Ddx23, also known as PRP28, is a spliceosomal RNA helicase involved in pre-mRNA splicing [1]. It is part of the spliceosomal complex, and its ATPase activity is crucial for the pre-B to B spliceosome complex transition and for the release of U1 snRNP from the 5' splice site [1]. Besides RNA processing, mammalian Ddx23 is also implicated in antiviral responses, suggesting its importance in multiple biological pathways [2,3].

In fish, knockdown of black carp Ddx23 (bcDDX23) enhanced host cells' resistance against SVCV, indicating bcDDX23 negatively regulates MAVS-mediated antiviral signaling [2]. In human cells, knockdown of DDX23 enhanced VSV replication and reduced NF-κB and IRF3 activation, and DDX23 translocated to the cytoplasm to form complexes with TRIF or MAVS upon stimulation [3]. In ovarian cancer, silencing DDX23 impeded cell proliferation/invasion in vitro and tumor growth in vivo, as it regulated FOXM1 mRNA processing [4]. Also, in non-small-cell lung cancers, DDX23 can bind to the promoter of linc00630 to up-regulate its RNA level, forming an axis with linc00630-HDAC1 to promote metastasis [5].
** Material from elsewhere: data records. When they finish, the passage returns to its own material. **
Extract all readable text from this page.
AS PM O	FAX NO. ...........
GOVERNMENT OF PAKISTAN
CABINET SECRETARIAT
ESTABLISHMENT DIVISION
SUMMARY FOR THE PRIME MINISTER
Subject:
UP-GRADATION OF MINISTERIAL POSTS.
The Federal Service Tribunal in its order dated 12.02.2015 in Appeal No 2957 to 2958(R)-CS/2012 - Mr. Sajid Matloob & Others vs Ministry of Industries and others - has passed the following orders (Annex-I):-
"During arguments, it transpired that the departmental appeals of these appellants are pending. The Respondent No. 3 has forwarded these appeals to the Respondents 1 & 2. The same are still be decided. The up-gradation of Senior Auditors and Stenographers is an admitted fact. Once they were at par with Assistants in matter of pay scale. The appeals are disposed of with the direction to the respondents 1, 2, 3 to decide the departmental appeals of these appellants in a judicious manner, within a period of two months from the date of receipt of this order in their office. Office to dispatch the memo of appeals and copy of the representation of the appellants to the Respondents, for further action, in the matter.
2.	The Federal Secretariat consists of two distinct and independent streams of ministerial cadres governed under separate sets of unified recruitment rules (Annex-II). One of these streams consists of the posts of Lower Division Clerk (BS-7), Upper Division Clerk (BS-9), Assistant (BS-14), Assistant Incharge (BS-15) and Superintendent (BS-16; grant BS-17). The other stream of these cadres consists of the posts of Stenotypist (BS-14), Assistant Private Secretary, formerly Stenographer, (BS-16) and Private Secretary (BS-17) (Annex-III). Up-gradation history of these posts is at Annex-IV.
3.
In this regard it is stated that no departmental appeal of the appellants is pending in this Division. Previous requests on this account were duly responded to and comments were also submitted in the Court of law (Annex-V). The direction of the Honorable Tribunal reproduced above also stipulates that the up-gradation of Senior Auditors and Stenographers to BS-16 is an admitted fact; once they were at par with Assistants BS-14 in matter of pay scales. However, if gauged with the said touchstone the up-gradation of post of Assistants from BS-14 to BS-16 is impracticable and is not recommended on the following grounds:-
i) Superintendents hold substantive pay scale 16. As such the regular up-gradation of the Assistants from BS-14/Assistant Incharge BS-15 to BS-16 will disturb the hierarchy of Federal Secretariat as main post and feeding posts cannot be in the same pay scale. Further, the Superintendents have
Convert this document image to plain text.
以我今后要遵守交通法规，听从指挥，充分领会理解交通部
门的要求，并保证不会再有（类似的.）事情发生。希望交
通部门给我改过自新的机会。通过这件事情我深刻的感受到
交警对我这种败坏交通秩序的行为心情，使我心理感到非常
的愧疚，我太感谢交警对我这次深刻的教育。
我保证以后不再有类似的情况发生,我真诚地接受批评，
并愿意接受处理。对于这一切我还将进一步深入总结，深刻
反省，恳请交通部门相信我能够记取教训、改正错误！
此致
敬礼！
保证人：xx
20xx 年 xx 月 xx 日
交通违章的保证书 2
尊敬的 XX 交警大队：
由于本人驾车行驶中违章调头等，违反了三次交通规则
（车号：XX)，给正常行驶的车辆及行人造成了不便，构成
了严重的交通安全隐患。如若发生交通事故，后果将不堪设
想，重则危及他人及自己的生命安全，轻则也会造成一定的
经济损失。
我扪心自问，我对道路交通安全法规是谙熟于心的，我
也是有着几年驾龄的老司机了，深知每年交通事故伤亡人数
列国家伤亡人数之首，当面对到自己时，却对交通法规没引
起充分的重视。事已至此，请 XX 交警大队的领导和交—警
In conclusion, Ddx23 is essential for pre-mRNA splicing and has significant roles in antiviral immunity and cancer progression. Functional studies, especially those using knockdown models, have revealed its importance in these biological processes and disease conditions, providing insights into potential therapeutic targets for viral diseases and certain cancers.